Millie’s mother, Heidi, 92, a former pianist from Austria, moved about with a walker. On talent night, she sang a beautiful operatic song, accompanied on piano. Millie liked my mom, and because of her flexible schedule, was able to visit during the week at odd hours. She acted as my spy and part-time confidant, reporting on the questionable aides.
She told me about one aide who had grown impatient with the old folks and deserved to be fired, and another that always got the laundry confused. The laundry one dressed my mother in a pink blouse belonging to the fast-talking, bubble gum-pink clothing resident, which almost caused a fist fight.
Mostly, though, there were kind folks from faraway lands, doing a very thankless job for little pay. Some were downright saintly. Things ran relatively smoothly under Mona’s watchful eye, until the daughter of the owner started showing up to oversee the operation. Things became less relaxed. More rules to follow.
After a week or two of hearing about my mom’s special friend, I finally got a chance to dine at my mother’s table. One of the servers pointed to a jelly roll of a man with a prickly shaved head, and large doughboy hands. This was Ed. I wasn’t expecting Sean Connery or Denzel Washington, but after all the buildup, I thought maybe Ed would have a smidgen of pizzazz.
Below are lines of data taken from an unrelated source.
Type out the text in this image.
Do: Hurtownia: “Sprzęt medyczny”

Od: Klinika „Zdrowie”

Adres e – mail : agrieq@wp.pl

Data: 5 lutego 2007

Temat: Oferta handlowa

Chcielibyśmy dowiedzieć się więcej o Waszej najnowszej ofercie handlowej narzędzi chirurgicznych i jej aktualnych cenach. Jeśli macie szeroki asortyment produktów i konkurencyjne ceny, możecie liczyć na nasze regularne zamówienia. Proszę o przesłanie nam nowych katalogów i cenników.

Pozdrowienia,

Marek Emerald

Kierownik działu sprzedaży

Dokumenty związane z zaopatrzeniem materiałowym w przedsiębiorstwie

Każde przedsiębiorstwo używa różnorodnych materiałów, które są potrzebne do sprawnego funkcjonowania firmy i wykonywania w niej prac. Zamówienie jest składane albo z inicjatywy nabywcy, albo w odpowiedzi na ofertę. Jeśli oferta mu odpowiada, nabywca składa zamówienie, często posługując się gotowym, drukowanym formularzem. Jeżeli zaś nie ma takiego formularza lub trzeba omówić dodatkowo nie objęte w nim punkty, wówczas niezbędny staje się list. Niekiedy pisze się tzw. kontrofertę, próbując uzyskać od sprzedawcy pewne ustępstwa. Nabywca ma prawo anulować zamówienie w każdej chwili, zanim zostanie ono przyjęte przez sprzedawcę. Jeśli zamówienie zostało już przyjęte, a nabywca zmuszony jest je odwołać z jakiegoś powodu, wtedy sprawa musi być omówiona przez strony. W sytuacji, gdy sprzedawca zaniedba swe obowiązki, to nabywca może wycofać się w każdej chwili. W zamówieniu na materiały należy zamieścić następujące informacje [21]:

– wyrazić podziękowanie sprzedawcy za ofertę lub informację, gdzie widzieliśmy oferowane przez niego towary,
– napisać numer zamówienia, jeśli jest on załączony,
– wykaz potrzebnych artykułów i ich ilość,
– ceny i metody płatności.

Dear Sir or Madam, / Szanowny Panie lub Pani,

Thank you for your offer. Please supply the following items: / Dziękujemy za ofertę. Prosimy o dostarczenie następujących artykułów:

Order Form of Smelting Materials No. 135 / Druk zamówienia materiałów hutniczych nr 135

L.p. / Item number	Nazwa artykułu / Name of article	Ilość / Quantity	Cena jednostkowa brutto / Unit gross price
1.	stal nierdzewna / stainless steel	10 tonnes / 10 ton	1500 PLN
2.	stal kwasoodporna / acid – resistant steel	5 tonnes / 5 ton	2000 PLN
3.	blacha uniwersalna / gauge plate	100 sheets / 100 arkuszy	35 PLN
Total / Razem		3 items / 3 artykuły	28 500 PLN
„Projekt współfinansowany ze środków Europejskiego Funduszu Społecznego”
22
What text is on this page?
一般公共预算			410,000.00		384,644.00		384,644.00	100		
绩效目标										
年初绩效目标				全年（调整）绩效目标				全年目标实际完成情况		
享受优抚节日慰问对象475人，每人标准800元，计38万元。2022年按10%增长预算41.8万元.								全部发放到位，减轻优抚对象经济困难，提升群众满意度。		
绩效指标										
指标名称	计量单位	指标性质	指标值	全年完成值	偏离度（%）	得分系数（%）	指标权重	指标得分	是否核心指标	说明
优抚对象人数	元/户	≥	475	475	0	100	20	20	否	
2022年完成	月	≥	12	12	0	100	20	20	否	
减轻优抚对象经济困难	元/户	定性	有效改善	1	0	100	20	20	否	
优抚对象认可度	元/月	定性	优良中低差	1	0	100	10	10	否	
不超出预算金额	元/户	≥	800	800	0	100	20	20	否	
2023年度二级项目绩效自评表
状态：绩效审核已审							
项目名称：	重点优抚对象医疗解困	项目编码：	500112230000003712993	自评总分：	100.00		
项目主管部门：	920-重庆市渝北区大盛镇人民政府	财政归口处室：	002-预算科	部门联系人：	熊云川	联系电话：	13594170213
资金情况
“The soup is a little salty tonight, Mom. What do you think?”
“This is my sister,” she announced to her table mates for the fifth time.
Bea stared blankly at me, while Bunny repeated her prompted lines about her daughter, a dental hygienist.
Then I took the leap. “And you must be the famous Ed. I’ve heard so much about.”
Ed stared at me and lifted his fork, as if to say, here, here! I could not picture Pat having a future with him.
“Mom, this must be your new friend, Ed.”
“You know, your buddy that you’ve been hanging around with.”
My mother wanted a ritual cigarette immediately following dinner, even if it meant skipping the tapioca pudding. She turned to me with frustration and said loudly: “I’m sick of hearing about this. Who the fuck is Ed?!”
Even better, was that Ed didn’t quiver or bother to identify himself. Instead, he waited until we got up from the table before plunging his spoon into my mother’s leftover pudding.